Day 14: The next great telescope race

Date posted: February 6, 2009
Written by: Anne Minard
Posted in: 100 Days of Science | Behind the Science | Culture & society | Space science

Artists rendering of the Thirty Meter Telescope

Artist's rendering of the Thirty Meter Telescope

 

Artists rendering of the Giant Magellan Telescope, by Todd Mason.

Artist's rendering of the Giant Magellan Telescope, by Todd Mason

Two teams with United States participation are angling to build the next-generation telescope, which will peer at the very edges of the universe, into galaxies that were created immediately after the Big Bang.

And as a citizen of a country that’s learning how to tighten its belt, I’m going to suggest they get together and build just one.

The team that’s pushing the Giant Magellan Telescope (GMT) has a site in Chile, $130 million of the $700 million it needs, and a pioneering design that will take another two years to complete. Team members think they could complete their telescope by 2018.

The other team wants to build the Thirty Meter Telescope (TMT). Environmental review is ongoing at two separate sites, with final selection expected this summer, and they’ve amassed $300 million of the $1 billion they need. Their design has already been used in the W. M. Keck telescope in Hawaii. The TMT is also shooting for a completion date in 2018.

Meanwhile, European space agencies have conceptualized their own next generation telescope – the European Extremely Large Telescope. The design is in the works, and the machine is slated for completion in – you guessed it: 2018.

Each of the next generation telescopes is being designed to build on the legacy of a rash of smaller telescopes from the 1990s in California, Hawaii and Arizona. The existing telescopes have mirrors in the range of six to 10 meters (18 to 32 feet), and – while they’re making great headway in the nearby universe – they’re only able to make out the largest planets around other stars, and the most luminous distant galaxies.

The newer telescopes will be able to detect much smaller and fainter objects in the sky, opening a window to the most distant, and therefore the oldest, stars and galaxies. Formed within the first billion years of the Big Bang, such objects reveal tantalizing insight into the universe’s infancy.

The GMT will combine eight smaller mirrors to have the resolving power of a single 24.5-meter (80-foot) primary mirror, which will make it three times more powerful than any of the Earth’s existing ground-based optical telescopes. Its domestic partners include the Carnegie Institution for Science, Harvard University, the Smithsonian Institution, Texas A & M University, the University of Arizona, and the University of Texas at Austin. Although the telescope has been in the works since 2003, the formal collaboration was announced today.

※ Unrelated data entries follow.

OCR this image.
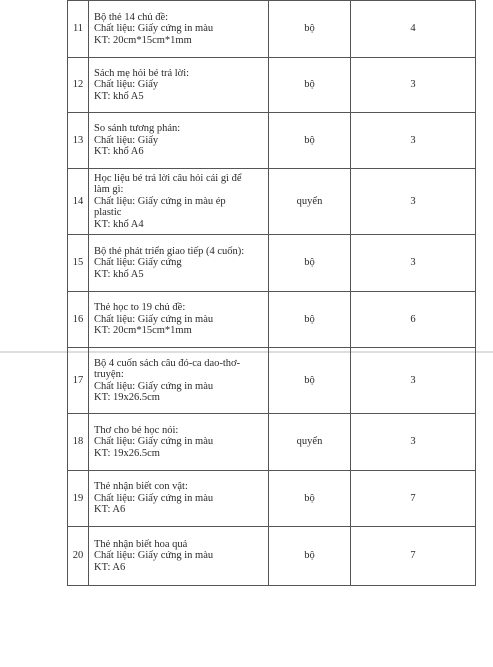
11	Bộ thẻ 14 chủ đề:
Chất liệu: Giấy cứng in màu
KT: 20cm*15cm*1mm	bộ	4
12	Sách mẹ hỏi bé trả lời:
Chất liệu: Giấy
KT: khổ A5	bộ	3
13	So sánh tương phản:
Chất liệu: Giấy
KT: khổ A6	bộ	3
14	Học liệu bé trả lời câu hỏi cái gì để
làm gì:
Chất liệu: Giấy cứng in màu ép
plastic
KT: khổ A4	quyển	3
15	Bộ thẻ phát triển giao tiếp (4 cuốn):
Chất liệu: Giấy cứng
KT: khổ A5	bộ	3
16	Thẻ học to 19 chủ đề:
Chất liệu: Giấy cứng in màu
KT: 20cm*15cm*1mm	bộ	6
17	Bộ 4 cuốn sách câu đó-ca dao-thơ-
truyện:
Chất liệu: Giấy cứng in màu
KT: 19x26.5cm	bộ	3
18	Thơ cho bé học nói:
Chất liệu: Giấy cứng in màu
KT: 19x26.5cm	quyển	3
19	Thẻ nhận biết con vật:
Chất liệu: Giấy cứng in màu
KT: A6	bộ	7
20	Thẻ nhận biết hoa quả
Chất liệu: Giấy cứng in màu
KT: A6	bộ	7
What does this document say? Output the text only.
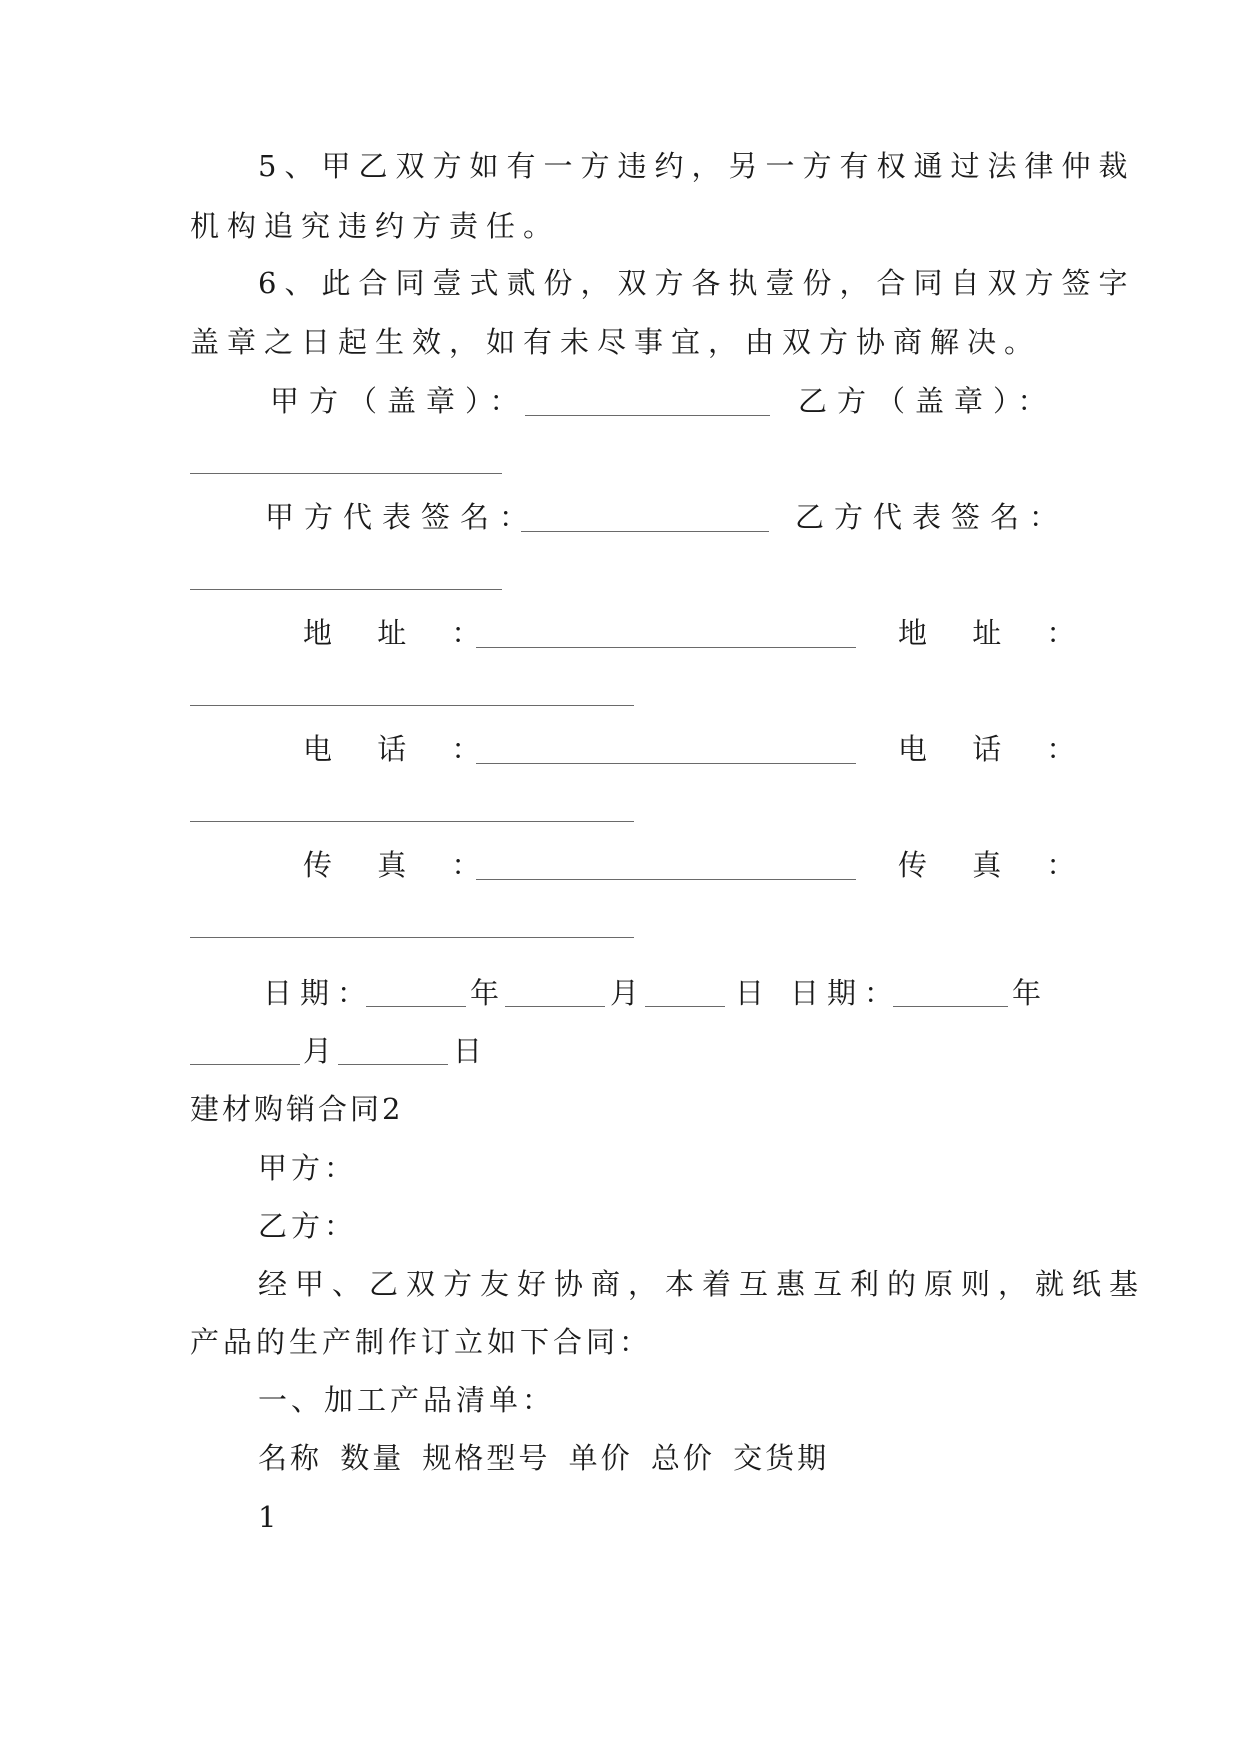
5、甲乙双方如有一方违约，另一方有权通过法律仲裁
机构追究违约方责任。
6、此合同壹式贰份，双方各执壹份，合同自双方签字
盖章之日起生效，如有未尽事宜，由双方协商解决。
甲方（盖章）：	乙方（盖章）：
甲方代表签名：	乙方代表签名：
地 址 ：	地 址 ：
电 话 ：	电 话 ：
传 真 ：	传 真 ：
日期：	年	月	日 日期：	年
月	日
建材购销合同2
甲方：
乙方：
经甲、乙双方友好协商，本着互惠互利的原则，就纸基
产品的生产制作订立如下合同：
一、加工产品清单：
名称 数量 规格型号 单价 总价 交货期
1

The Thirty Meter Telescope will combine 492 segments to achieve the power of a single 30-meter (98-foot) mirror design.

Charles Alcock, director of the Harvard-Smithsonian Center for Astrophysics, acknowledged that the two telescopes are headed toward redundancy. The main differences, he said, are in the engineering.

He said the next generation of telescopes is crucial for forward progress in 21st Century astronomy.

“The goal is to start discovering and characterizing planets that might harbor life,” he said. “It’s very clear that we’re going to need the next generation of telescopes to do that.”

And far from being a competition, the real race is to contribute to science, said Charles Blue, a TMT spokesman.

“All next generation observatories would really like to be up and running as soon as possible to meet the scientific demand,” he said.

But when I asked him why the United States teams haven’t pooled their expertise to build a single next-generation telescope, Blue declined to comment.

I’m going to guess that the University of Arizona Mirror Lab is very proud of its ability to work on the giant mirrors that are needed for the GMT, and that there’s pride-fueled rivalry between the two competing designs. Understandable. But perhaps that competitive spirit could be redirected. Pool the United States teams, and compete with Europe if you must. But between you, GMT and TMT, you’ve got the site, the money and the expertise to get the next generation to the starting line. So what are you waiting for – really?